Today, Singapore is known as one of the safest places to live in Asia and, in fact, the entire world. This wasn’t always the case. From 1942-1945, Singapore suffered under the harsh rules of Japanese occupation. After the Japanese surrender in 1945, Singapore was returned to Britain, however its citizens no longer had any confidence in Britain’s ability to govern and protect Singapore due to its quick fall to the Japanese in 1942. The result of this was that Singapore saw devastatingly widespread revenge-killing, looting, and general destruction.
From 1945-1955, Singapore held its first two Legislative Council Elections and started the slow move towards becoming a democracy. The Second Legislative Council election saw the debut of the People’s Action Party (PAP), which would go on to be Singapore’s ruling body for over 50 years. Over the next decade, the PAP increased in size as Singapore moved from a partial internal government to being fully self-governed.
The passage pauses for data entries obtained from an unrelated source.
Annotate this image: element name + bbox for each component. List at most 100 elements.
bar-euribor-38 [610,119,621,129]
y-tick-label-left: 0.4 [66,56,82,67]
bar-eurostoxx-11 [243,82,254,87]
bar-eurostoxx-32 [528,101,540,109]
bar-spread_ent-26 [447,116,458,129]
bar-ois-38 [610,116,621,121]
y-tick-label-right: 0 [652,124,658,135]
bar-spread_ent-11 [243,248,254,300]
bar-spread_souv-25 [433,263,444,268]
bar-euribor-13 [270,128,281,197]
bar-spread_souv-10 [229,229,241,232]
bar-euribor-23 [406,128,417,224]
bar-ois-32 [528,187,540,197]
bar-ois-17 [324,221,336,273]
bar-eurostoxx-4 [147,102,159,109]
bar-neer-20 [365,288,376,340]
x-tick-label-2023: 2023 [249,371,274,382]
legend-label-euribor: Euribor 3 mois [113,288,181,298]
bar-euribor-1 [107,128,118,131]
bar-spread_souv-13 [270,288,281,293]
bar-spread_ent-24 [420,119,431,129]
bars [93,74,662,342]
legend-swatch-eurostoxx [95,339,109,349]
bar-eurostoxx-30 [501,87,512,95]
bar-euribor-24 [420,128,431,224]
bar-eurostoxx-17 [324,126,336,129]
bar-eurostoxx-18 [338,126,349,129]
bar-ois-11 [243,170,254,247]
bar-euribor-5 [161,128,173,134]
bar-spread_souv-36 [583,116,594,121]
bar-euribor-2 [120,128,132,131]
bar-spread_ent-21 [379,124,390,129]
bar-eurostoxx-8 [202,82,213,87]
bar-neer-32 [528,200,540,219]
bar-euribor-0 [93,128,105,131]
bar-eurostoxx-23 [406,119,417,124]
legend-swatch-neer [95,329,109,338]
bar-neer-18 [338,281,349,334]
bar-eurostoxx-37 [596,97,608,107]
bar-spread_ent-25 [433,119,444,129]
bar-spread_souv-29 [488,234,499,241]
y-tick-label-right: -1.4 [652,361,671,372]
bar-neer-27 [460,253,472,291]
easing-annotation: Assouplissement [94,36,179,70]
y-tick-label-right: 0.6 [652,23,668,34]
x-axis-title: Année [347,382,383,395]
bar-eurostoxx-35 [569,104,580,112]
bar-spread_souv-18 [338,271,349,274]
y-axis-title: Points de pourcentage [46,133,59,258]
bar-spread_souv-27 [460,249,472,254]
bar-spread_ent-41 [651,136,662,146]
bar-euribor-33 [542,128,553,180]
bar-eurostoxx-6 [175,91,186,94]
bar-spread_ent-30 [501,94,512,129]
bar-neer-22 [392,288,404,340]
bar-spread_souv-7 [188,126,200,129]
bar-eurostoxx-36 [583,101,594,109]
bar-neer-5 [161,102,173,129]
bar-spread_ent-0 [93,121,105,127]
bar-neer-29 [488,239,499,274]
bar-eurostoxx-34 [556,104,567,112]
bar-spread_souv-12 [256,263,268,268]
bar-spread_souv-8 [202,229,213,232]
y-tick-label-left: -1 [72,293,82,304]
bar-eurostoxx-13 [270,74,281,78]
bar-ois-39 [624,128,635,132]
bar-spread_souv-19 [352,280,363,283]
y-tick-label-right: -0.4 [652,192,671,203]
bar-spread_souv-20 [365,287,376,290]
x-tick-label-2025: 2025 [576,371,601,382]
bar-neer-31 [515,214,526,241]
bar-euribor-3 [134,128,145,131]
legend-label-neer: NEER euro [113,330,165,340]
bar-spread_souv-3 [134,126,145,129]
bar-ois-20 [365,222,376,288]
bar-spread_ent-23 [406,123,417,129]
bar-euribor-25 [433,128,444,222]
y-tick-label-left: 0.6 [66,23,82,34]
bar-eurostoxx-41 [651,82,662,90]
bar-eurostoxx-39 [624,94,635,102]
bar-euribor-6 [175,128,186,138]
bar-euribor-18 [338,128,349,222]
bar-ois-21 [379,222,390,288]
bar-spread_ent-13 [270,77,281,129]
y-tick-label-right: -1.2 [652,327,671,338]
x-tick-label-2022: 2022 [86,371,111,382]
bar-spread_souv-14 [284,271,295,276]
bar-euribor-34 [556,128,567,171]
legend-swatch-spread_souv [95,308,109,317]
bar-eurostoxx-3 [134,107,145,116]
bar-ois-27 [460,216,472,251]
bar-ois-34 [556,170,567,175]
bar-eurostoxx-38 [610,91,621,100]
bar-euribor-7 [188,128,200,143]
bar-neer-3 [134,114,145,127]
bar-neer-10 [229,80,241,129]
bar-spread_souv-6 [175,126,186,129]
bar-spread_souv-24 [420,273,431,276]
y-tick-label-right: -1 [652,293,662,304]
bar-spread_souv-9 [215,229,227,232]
In 1963, PAP leaders decided that the way for Singapore to move forward was through merging with Malaya and so, along with North Borneo and Sarawak, the Federation of Malaysia was born.
Almost immediately the union proved impossible, with high racial tensions between the Chinese and Malay communities. After two years of strife, the Malaysian Prime Minister decided to expel Singapore from the union to prevent further violence and disharmony. On August 9, 1965, Singapore would be voted out of the Federation of Malaysia and take its first tentative steps toward being a sovereign nation.
On to the celebrations! If you somehow haven’t already noticed over the past few Saturdays of practice sessions, the fireworks this year have moved from their location near Marina Bay over to the National Stadium. You can certainly see them from vantage points like the top of MBS or Level 33, but you will have a better vantage point from Kallang Wave Mall (likely to be insanely crowded) or Marina Parade (should be much quieter), as well as many other locations.
3. National Day Parade
The results of the lottery to get tickets to watch the full celebration were announced a few months ago, but fear not, you can still enjoy the parade as it travels through the Central Business District en route to the National Stadium. Featuring chinooks carrying a giant Singapore flag, military vehicles, and impressive cultural performances, it is worth braving the crowds and heat to see.
The NDP website is still waiting to be updated, but meanwhile visit them on Twitter for more frequent updates.
4. Museums Have Discounted Or Free Tickets
The ArtScience Museum is offering half-price tickets to all their exhibits on National Day. Tickets are on a first-come, first-served basis, so plan to get there early to avoid the queue. During last year’s free admission, some people waited over three hours to get into the museum.
The National Museum of Singapore is having an Open House for National Day, meaning free admission as well as special programming related to the occasion. The highlights include balloon-sculpting, where kids will learn how to make balloon animals of Singaporean icons like chilli crab, Singa the Lion, and the national flag, and for the adults, a dual-feature screening by Singaporean director Royston Tan. The two films being screened are Homecoming, which follows the lives of a few Pulau Ubin residents, and The Provision Shop, showing the interactions between locals and foreigners in multicultural Singapore. Pre-register for the screenings and get more information about their National Day program here.
📅 Tuesday, August 9, 2016 from 10am – 7pm
5. Extended Hours on Public Transportation
In an effort to make it easier for people to get home after a day of celebrating National Day, both SBS and SMRT are extending the service hours for the MRT as well as some bus routes. The areas around the National Stadium and Marina Bay will be especially chaotic and will likely have a spillover effect on onto the CTE, so be sure to check the traffic maps on Google before you jump into a taxi. Get more information on extended schedules from the SBS and SMRT websites respectively. The schedules are also posted in all MRT stations.